We had another sobfest here at the Moore home theatre the other night...! We don’t really have a “home theatre” – but wouldn’t that be cool? No, we just have a reasonably large television and a couch and an armchair. (The couch is “Archie’s” chair and the armchair is for “Edith.”) Anyway, the movie was called, Higher Ground, and it just tore me up. It was based on a woman’s memoir, so knowing that it happened to someone makes it all the more gripping...
I could give you a detailed recap of the movie’s plot, but I really don’t think I am up to the task. Instead I will tell you what the movie was actually about. It’s about a woman, Corinne, who is saved as a young girl following a family trauma, then, with her husband, becomes intensely involved in a heartbreakingly earnest, loving, albeit conservative, church. Yet... despite being deeply embedded in a life of external worship never “feels” God’s presence.
We see her longing and frustration most intensely in a scene where she begs the Holy Spirit to descend upon her and give her the gift of tongues, a secret prayer language. And when her closest friend suffers a debilitating brain tumor, Corinne’s pain and exasperation are intensified.
It was hard to watch for a couple of reasons, the first being, that I envied her a bit for having a husband who was so openly all in for the Lord – he played guitar in church, was an elder and taught their children about God with gusto. I love my husband ferociously, but his mode of worship is not like mine at all. While we both grew up in mainline churches – his a “high” Presbyterian, mine a Methodist, I embraced a much more charismatic style after entering my “born again” life. His is a more subdued, private, inward way... playing his cards much closer to his chest.
But that was just a minor thing. No, I felt so bad for Corinne, and her desire to feel God’s presence, to FEEL saved. Of course, she was in a church that emphasized these things. Would she have had the same crushing depression if she had been in a high Episcopal Church? I don’t know.
I, also, have desired a more charismatic, Spirit-filled experience. Speaking in tongues eludes me as well, though I have asked God for it. But despite not receiving this particular gift, I have felt His presence in other ways – even sometimes when I didn’t want to!
I used to debate the validity of Christianity with me every time we got together. She often wondered how she could cast her lot with Jesus when she just didn’t feel it. I think she envied me my emotional conversion. She wanted to know why Jesus didn’t assault her heart the same way He assaulted mine. I just didn’t know what to tell her. I longed for her to be sucked into the Lord’s vortex of love and grace, but as long as I knew her, she continued to hover around the edges just sort of poking at it. I lost touch with her a few years before she died and I have always prayed that she eventually took the plunge.

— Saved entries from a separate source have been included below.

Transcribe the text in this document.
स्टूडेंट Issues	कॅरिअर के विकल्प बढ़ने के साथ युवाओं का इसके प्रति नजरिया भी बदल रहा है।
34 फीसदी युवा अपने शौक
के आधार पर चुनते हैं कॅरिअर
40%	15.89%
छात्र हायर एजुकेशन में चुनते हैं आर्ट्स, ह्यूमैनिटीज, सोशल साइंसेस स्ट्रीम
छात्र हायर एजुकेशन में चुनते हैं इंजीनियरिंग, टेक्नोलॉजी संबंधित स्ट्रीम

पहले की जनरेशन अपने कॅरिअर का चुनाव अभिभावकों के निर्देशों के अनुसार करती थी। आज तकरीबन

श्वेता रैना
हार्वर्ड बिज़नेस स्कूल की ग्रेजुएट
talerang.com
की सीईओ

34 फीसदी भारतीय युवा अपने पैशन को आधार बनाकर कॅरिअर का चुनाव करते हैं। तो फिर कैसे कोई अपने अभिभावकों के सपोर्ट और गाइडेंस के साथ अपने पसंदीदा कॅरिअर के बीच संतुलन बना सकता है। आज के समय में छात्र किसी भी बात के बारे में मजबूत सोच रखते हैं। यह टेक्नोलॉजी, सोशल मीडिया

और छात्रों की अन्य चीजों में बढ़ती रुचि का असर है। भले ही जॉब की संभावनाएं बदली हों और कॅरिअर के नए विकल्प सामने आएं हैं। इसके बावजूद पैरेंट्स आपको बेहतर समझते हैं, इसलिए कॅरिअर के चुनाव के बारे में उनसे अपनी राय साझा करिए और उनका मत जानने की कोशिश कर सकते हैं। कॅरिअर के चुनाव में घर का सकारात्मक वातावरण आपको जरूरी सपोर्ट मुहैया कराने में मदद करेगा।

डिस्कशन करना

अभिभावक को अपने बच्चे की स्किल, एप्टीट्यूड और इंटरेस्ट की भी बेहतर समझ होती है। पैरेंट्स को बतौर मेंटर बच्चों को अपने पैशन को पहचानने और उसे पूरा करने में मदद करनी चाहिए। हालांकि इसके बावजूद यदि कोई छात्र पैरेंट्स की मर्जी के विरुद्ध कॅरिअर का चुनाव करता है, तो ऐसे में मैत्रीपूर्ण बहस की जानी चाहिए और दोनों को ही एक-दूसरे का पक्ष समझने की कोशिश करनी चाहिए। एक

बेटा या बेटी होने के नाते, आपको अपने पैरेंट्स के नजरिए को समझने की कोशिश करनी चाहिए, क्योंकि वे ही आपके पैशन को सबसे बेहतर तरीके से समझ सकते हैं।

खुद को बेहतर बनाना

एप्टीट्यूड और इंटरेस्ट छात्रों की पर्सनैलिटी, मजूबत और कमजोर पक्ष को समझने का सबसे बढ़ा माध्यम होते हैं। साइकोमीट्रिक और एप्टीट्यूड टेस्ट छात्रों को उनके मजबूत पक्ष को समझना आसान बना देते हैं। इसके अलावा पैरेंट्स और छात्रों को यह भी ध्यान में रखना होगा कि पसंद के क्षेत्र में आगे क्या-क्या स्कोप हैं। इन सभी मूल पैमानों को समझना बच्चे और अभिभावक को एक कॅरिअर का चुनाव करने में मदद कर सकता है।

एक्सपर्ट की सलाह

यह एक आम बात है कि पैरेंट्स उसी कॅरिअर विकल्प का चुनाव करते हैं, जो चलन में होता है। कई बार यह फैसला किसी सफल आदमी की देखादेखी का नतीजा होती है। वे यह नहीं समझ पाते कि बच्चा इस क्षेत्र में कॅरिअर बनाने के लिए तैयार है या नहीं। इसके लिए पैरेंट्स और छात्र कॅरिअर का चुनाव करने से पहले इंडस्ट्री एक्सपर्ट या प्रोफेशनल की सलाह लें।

Red Hot Chili Peppers seek higher ground too. |
Neither would I know what to tell Corinne, should I meet her. Except that God is present whether you feel Him or not. He is true whether you believe Him to be or not. He is amazing and Lord of all, whether or not you feel this to be true. He is not relative. He is absolute. On the other hand, God is LOVE, which is an emotion, so... isn’t feeling kind of important? Or is God’s love something different altogether? Like maybe it involves emotion but that’s only a small part of it... there’s also justice and mercy and all the other attributes of God... I don’t know. I’m just speculating.
Claire Holley |
Of course telling someone this is probably just words. It’s not like they will just say, “Oh, you’re right. How silly of me.” I did love Corinne’s resolve at the end. I don’t have the actual verbiage, but she said something like, “I’m going to keep on wrestling God until He blesses me.” Other than this, the conclusion is left to the viewer to draw, but I like to think that Corinne is still holding on to her God for dear life, and that she will be blessed.
(Although they have very little to do with anything, I couldn’t resist posting a couple of songs: The Red Hot Chili Peppers singing Stevie Wonder’s Higher Ground, and Claire Holley doing a quite different Higher Ground.
Reminds me of Jacob wrestling with God.